In some countries young people have become richer and healthier. They live longer but they are less happy. What are the causes? What can be done to address this problem?

It is true that (That is not good. Would you write something that isn't true? ) in today world (That is incorrect. There correct phrase is "In today's world") particularly in developed countries, the young have leaded (Leaded means that it is constructed with the metal "lead". For example: leaded stained glass windows.) wealthier stronger lives in conjuncture (Wrong word. "Conjuncture" is a combination of circumstances or events usually producing a crisis.) with longer life expectancy. But still and (Do not use two conjunctions "but and "and" together.) all this significant enhancement of the quality of life doesn't (Do not use contractions in a formal essay.) necessarily come along with happiness, (comma splice error, ungrammatical sentence) instead, they feel less joyful. This essay will dicuss the main reasons and come up with some solutions tackle this situation.


Do not mention your essay or your writing in an academic essay. Do not "announce" to the reader what you are going to do or write about. Instead write a thesis statement. The thesis statement is the most important sentence in an essay. It is your main point. It is what your arguments are about. The examiner will be very impressed and give a higher score for a well-crafted thesis statement.

Lazy students can write "In my essay, I will tell you XYZ and the reasons for it. " It gives the reader no information about your main point or your arguments. The thesis statement is potentially the most important single sentence in the essay. It will be the difference between an excellent score and a mediocre score.

Below is a thesis statement for your essay. Isn't it superior to "This essay will dicuss the main reasons and come up with some solutions tackle this situation." That statement gives the reader absolutely no idea of your main point.

Children, especially those in rich countries, are indoctrinated to believe that money brings happiness, when nothing could be further from the truth. Young people need to be taught that other qualities like companionship, love, a satisfying job, and generosity are the genuine fountains of a joyful, satisfied life. 

Firstly, First, from an early age, children have always been told a misleading dogma that prosperity and social status are primarily essential for a successful life and are the origin of happiness. For example, shopping, travel (Ungrammatical noun phrase. Missing conjunction) which require lots of money are considered as source of joy. This misconception makes them take priority on prioritize earning as much money as possible rather than choosing a dreamwork (That is not a valid word) when deciding future job. (That makes no sense. You cannot decide a job.) This later leads to a monotonous life in the absence of interest and motivation for work. Secondly, Second, following the world's rapid development, young adults are soon drown (Wrong form.) in the rat race, deadlines, responsibilities. (Ungrammatical noun phrase. Missing conjunction) Leisure time is very little and precious. Therefore, finding the truly (Wrong form.) joy of life seems to be impossible.
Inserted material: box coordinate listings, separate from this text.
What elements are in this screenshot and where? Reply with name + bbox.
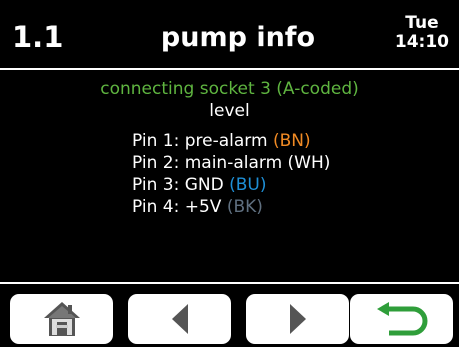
info-content: connecting socket 3 (A-coded) level Pin …	[0, 78, 459, 217]
pin-4-label: Pin 4: +5V	[132, 197, 222, 217]
header-bar: 1.1 pump info Tue 14:10	[0, 0, 459, 70]
return-button[interactable]	[350, 294, 453, 344]
next-button[interactable]	[246, 294, 349, 344]
softkey-bar	[0, 290, 459, 347]
day-label: Tue	[405, 13, 439, 33]
header-divider	[0, 68, 459, 70]
menu-number: 1.1	[12, 20, 64, 54]
date-time-display: Tue 14:10	[395, 14, 449, 52]
softkey-divider	[0, 282, 459, 284]
previous-button[interactable]	[128, 294, 231, 344]
home-button[interactable]	[10, 294, 113, 344]
return-arrow-icon	[375, 302, 429, 336]
pin-row-3: Pin 3: GND (BU)	[132, 174, 330, 196]
pin-4-wire-code: (BK)	[226, 197, 263, 217]
pin-2-label: Pin 2: main-alarm (WH)	[132, 153, 331, 173]
home-icon	[42, 299, 82, 339]
pin-3-label: Pin 3: GND	[132, 175, 224, 195]
pin-row-4: Pin 4: +5V (BK)	[132, 196, 330, 218]
arrow-left-icon	[168, 302, 192, 336]
pin-row-1: Pin 1: pre-alarm (BN)	[132, 130, 330, 152]
time-label: 14:10	[394, 32, 449, 52]
pin-1-label: Pin 1: pre-alarm	[132, 131, 268, 151]
pin-row-2: Pin 2: main-alarm (WH)	[132, 152, 330, 174]
pin-1-wire-code: (BN)	[272, 131, 311, 151]
socket-subheading: level	[209, 101, 250, 121]
pin-3-wire-code: (BU)	[229, 175, 267, 195]
arrow-right-icon	[286, 302, 310, 336]
pin-list: Pin 1: pre-alarm (BN) Pin 2: main-alarm …	[132, 130, 330, 218]
pump-info-screen: 1.1 pump info Tue 14:10 connecting socke…	[0, 0, 459, 347]
socket-subtitle: connecting socket 3 (A-coded)	[100, 79, 359, 99]
page-title: pump info	[160, 22, 316, 53]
To address this problem, education plays the primary role. Teach the young that there are many things besides money buiding (wrong word, wrong spelling) up a meaningful, wonderful life. Society should use the media internet (wrong expression) to spread the idea widely. Parents along with teachers must encourage children to pursuit (Wrong word. Pursuit is a noun, not a verb.) their own dreams and be consistent with it. Teach them not to be afraid to change or abandon unsuitable things such as jobs, relationship..to (Ungrammatical noun phrase. Missing conjunction. Incorrect punctuation. find real happiness.

In conclusion, it is witnessing (wrong usage. What is "it"?) the significant decrease in mental contentment of young people despite the augment (Wrong word. Augment is a verb, not a noun.) in the quality of life. Solving the problem demands us to better rise (Wrong word.) the young's (incorrect usage) awareness of what really makes them human happy.